Make no qualms about it, these boys are disciples of Bruce (and to a lesser extent The Replacements) especially Fallon, who actually related a few Springsteen anecdotes in between songs, including a surprisingly accurate impersonation of the patron saint of New Jersey rock. He talked about the first time he met Springsteen, which was only a month ago, and how Bruce said he admired 59′ Sound, playing it in his car all the time when he would cart his daughter around northern Jersey.
Fallon sincerely confessed he had no idea what do with that information. Initially shocked that Bruce Springsteen had actually heard his band, he couldn’t get past the surreal image association of his band’s music with the day to day activities of the Springsteen family. As far as concert banter goes, that’s the kind of shit the people want to hear, the soft humility behind mounting success. Along with the gushing appreciation for the crowd, the venue, which the band played with the Bouncing Souls a very, very long time ago, and the general honesty of the band’s entire package, the show felt more like a celebration of a local band who made a name for themselves than a national touring act wisping through Pittsburgh en route to fifteen other cities.
I’m surprised people weren’t hugging each other as they poured out on to the Millvale streets, promising each other they’d keep in touch over the coming spring and summer. One song, specifically, brought the whole experience full circle late in the Anthem’s set. “Miles Davis & The Cool,” a somber, trembling anthem drenched in nostalgia (like all their best tracks) seemed to encapsulate the feeling of the night, with Fallon singing “Don’t wait too long to come home./My have the years of our youth passed on./Don’t wait too long to come home./I’ll leave the front light on./The night is our own.”
As sentimental and overblown as that statement may be, it reminded me about the ways in which rock music can become spiritual and transformative, capable of painting the perfect moment for thousands of people to revel in simultaneously. The Hold Steady have done this for years, and The Gaslight Anthem have years to go.
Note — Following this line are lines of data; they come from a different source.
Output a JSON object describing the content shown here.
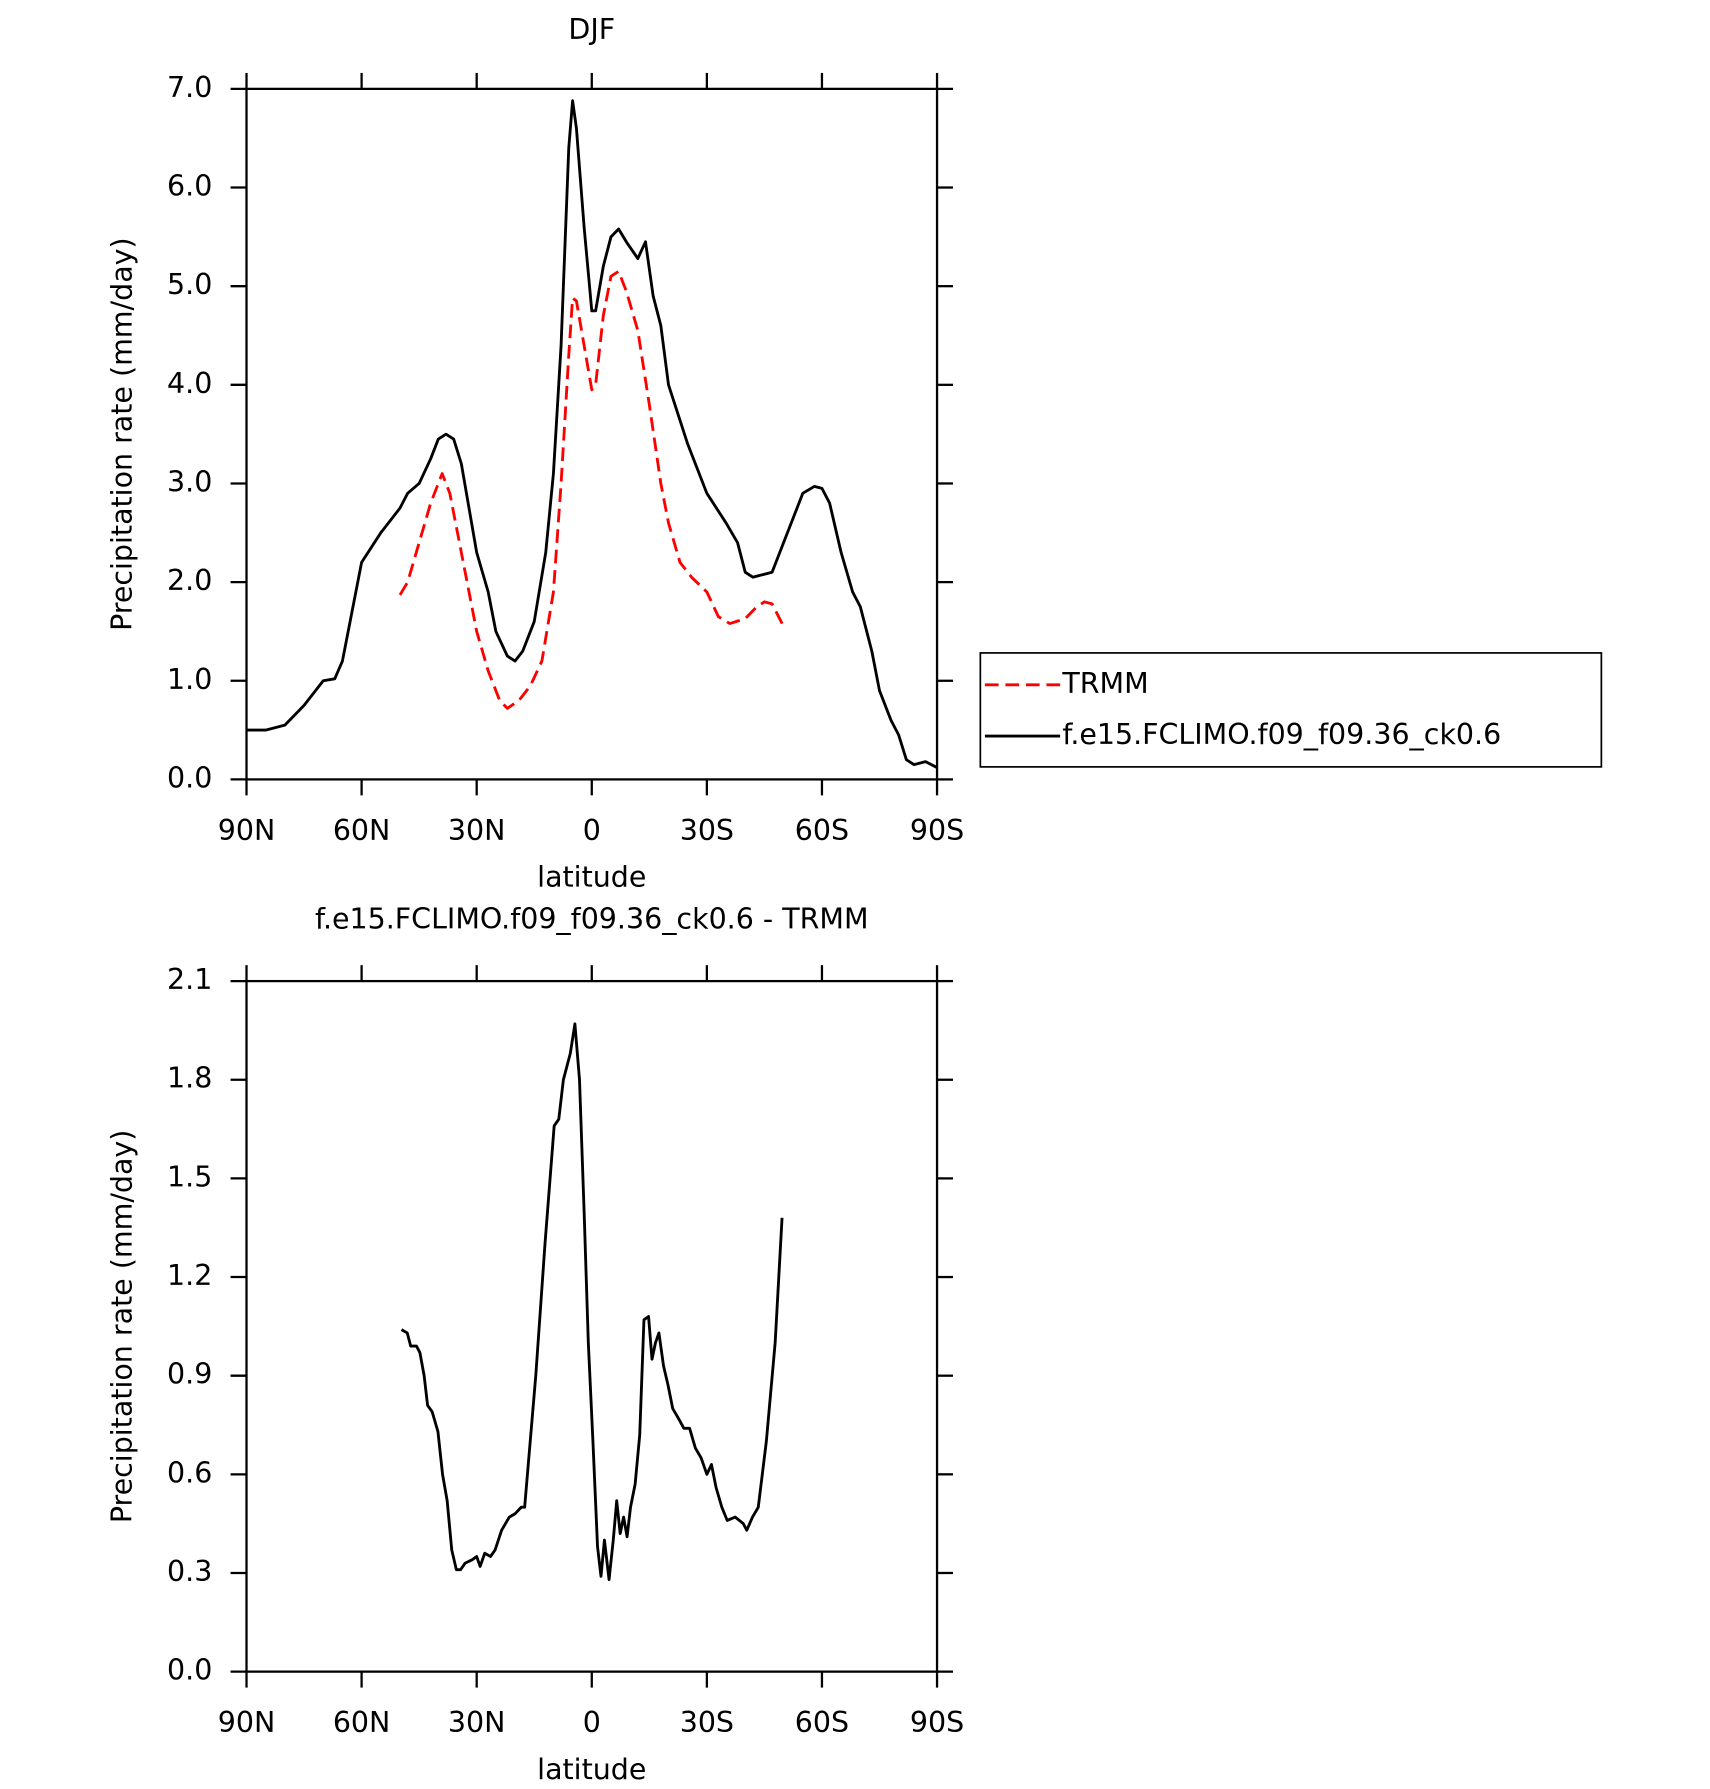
{
  "chart_data": [
    {
      "type": "line",
      "title": "DJF",
      "xlabel": "latitude",
      "ylabel": "Precipitation rate (mm/day)",
      "xlim": [
        90,
        -90
      ],
      "ylim": [
        0,
        7
      ],
      "xticks": [
        {
          "value": 90,
          "label": "90N"
        },
        {
          "value": 60,
          "label": "60N"
        },
        {
          "value": 30,
          "label": "30N"
        },
        0,
        {
          "value": -30,
          "label": "30S"
        },
        {
          "value": -60,
          "label": "60S"
        },
        {
          "value": -90,
          "label": "90S"
        }
      ],
      "yticks": [
        {
          "value": 0,
          "label": "0.0"
        },
        {
          "value": 1,
          "label": "1.0"
        },
        {
          "value": 2,
          "label": "2.0"
        },
        {
          "value": 3,
          "label": "3.0"
        },
        {
          "value": 4,
          "label": "4.0"
        },
        {
          "value": 5,
          "label": "5.0"
        },
        {
          "value": 6,
          "label": "6.0"
        },
        {
          "value": 7,
          "label": "7.0"
        }
      ],
      "legend": "outside-right",
      "series": [
        {
          "name": "TRMM",
          "color": "#ff0000",
          "line_style": "dashed",
          "x": [
            50,
            48,
            45,
            42,
            39,
            37,
            34,
            30,
            27,
            24,
            22,
            19,
            16,
            13,
            10,
            8,
            6,
            5,
            4,
            2,
            0,
            -1,
            -3,
            -5,
            -7,
            -9,
            -12,
            -15,
            -18,
            -20,
            -23,
            -26,
            -30,
            -33,
            -36,
            -40,
            -43,
            -45,
            -47,
            -50
          ],
          "values": [
            1.87,
            2.0,
            2.4,
            2.8,
            3.1,
            2.9,
            2.3,
            1.5,
            1.1,
            0.8,
            0.72,
            0.8,
            0.95,
            1.2,
            1.9,
            3.0,
            4.3,
            4.88,
            4.85,
            4.4,
            3.95,
            4.0,
            4.7,
            5.1,
            5.15,
            4.95,
            4.55,
            3.8,
            3.0,
            2.6,
            2.2,
            2.05,
            1.9,
            1.65,
            1.58,
            1.63,
            1.75,
            1.8,
            1.78,
            1.55
          ]
        },
        {
          "name": "f.e15.FCLIMO.f09_f09.36_ck0.6",
          "color": "#000000",
          "line_style": "solid",
          "x": [
            90,
            85,
            80,
            75,
            70,
            67,
            65,
            63,
            60,
            55,
            50,
            48,
            45,
            42,
            40,
            38,
            36,
            34,
            30,
            27,
            25,
            22,
            20,
            18,
            15,
            12,
            10,
            8,
            6,
            5,
            4,
            2,
            0,
            -1,
            -3,
            -5,
            -7,
            -9,
            -12,
            -14,
            -16,
            -18,
            -20,
            -25,
            -30,
            -35,
            -38,
            -40,
            -42,
            -45,
            -47,
            -50,
            -55,
            -58,
            -60,
            -62,
            -65,
            -68,
            -70,
            -73,
            -75,
            -78,
            -80,
            -82,
            -84,
            -87,
            -90
          ],
          "values": [
            0.5,
            0.5,
            0.55,
            0.75,
            1.0,
            1.02,
            1.2,
            1.6,
            2.2,
            2.5,
            2.75,
            2.9,
            3.0,
            3.25,
            3.45,
            3.5,
            3.45,
            3.2,
            2.3,
            1.9,
            1.5,
            1.25,
            1.2,
            1.3,
            1.6,
            2.3,
            3.1,
            4.4,
            6.4,
            6.88,
            6.6,
            5.6,
            4.75,
            4.75,
            5.2,
            5.5,
            5.58,
            5.45,
            5.28,
            5.45,
            4.9,
            4.6,
            4.0,
            3.4,
            2.9,
            2.6,
            2.4,
            2.1,
            2.05,
            2.08,
            2.1,
            2.4,
            2.9,
            2.97,
            2.95,
            2.8,
            2.3,
            1.9,
            1.75,
            1.3,
            0.9,
            0.6,
            0.45,
            0.2,
            0.15,
            0.18,
            0.12
          ]
        }
      ]
    },
    {
      "type": "line",
      "title": "f.e15.FCLIMO.f09_f09.36_ck0.6 - TRMM",
      "xlabel": "latitude",
      "ylabel": "Precipitation rate (mm/day)",
      "xlim": [
        90,
        -90
      ],
      "ylim": [
        0,
        2.1
      ],
      "xticks": [
        {
          "value": 90,
          "label": "90N"
        },
        {
          "value": 60,
          "label": "60N"
        },
        {
          "value": 30,
          "label": "30N"
        },
        0,
        {
          "value": -30,
          "label": "30S"
        },
        {
          "value": -60,
          "label": "60S"
        },
        {
          "value": -90,
          "label": "90S"
        }
      ],
      "yticks": [
        {
          "value": 0,
          "label": "0.0"
        },
        0.3,
        0.6,
        0.9,
        1.2,
        1.5,
        1.8,
        2.1
      ],
      "color": "#000000",
      "x": [
        49.6,
        48.1,
        47.2,
        45.7,
        44.8,
        43.7,
        42.8,
        41.6,
        40.1,
        38.9,
        37.7,
        36.5,
        35.3,
        34.2,
        33,
        31.2,
        30,
        29.1,
        27.9,
        26.4,
        25.2,
        23.5,
        21.5,
        20,
        18.4,
        17.5,
        14.6,
        12.2,
        9.8,
        8.6,
        7.4,
        5.6,
        4.4,
        3.2,
        2,
        0.9,
        -0.3,
        -1.5,
        -2.4,
        -3.3,
        -4.5,
        -5.6,
        -6.5,
        -7.4,
        -8.3,
        -9.2,
        -10.1,
        -11.3,
        -12.5,
        -13.6,
        -14.8,
        -15.7,
        -16.6,
        -17.5,
        -18.7,
        -19.9,
        -21.1,
        -22.6,
        -24,
        -25.5,
        -27,
        -28.5,
        -30,
        -31.2,
        -32.4,
        -33.9,
        -35.3,
        -37.4,
        -39.5,
        -40.4,
        -41.9,
        -43.4,
        -45.5,
        -47.8,
        -49.6
      ],
      "values": [
        1.04,
        1.03,
        0.99,
        0.99,
        0.97,
        0.9,
        0.81,
        0.79,
        0.73,
        0.6,
        0.52,
        0.37,
        0.31,
        0.31,
        0.33,
        0.34,
        0.35,
        0.32,
        0.36,
        0.35,
        0.37,
        0.43,
        0.47,
        0.48,
        0.5,
        0.5,
        0.9,
        1.3,
        1.66,
        1.68,
        1.8,
        1.88,
        1.97,
        1.8,
        1.4,
        1.0,
        0.7,
        0.38,
        0.29,
        0.4,
        0.28,
        0.4,
        0.52,
        0.42,
        0.47,
        0.41,
        0.5,
        0.57,
        0.72,
        1.07,
        1.08,
        0.95,
        1.0,
        1.03,
        0.93,
        0.87,
        0.8,
        0.77,
        0.74,
        0.74,
        0.68,
        0.65,
        0.6,
        0.63,
        0.56,
        0.5,
        0.46,
        0.47,
        0.45,
        0.43,
        0.47,
        0.5,
        0.7,
        1.0,
        1.38
      ]
    }
  ]
}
I remember a quote from the legendary D. Boon of hardcore stalwarts The Minutemen, while he was discussing the different themes which appeared repeatedly in their music, which he summarized in simple but earnest statement, “I’m not religious about god, I’m religious about man.” The Gaslight Anthem and Heartless Bastards put on a show bursting with fervor from the outset, preaching a life affirming gospel even the most jaded rock purist will embrace as the truth.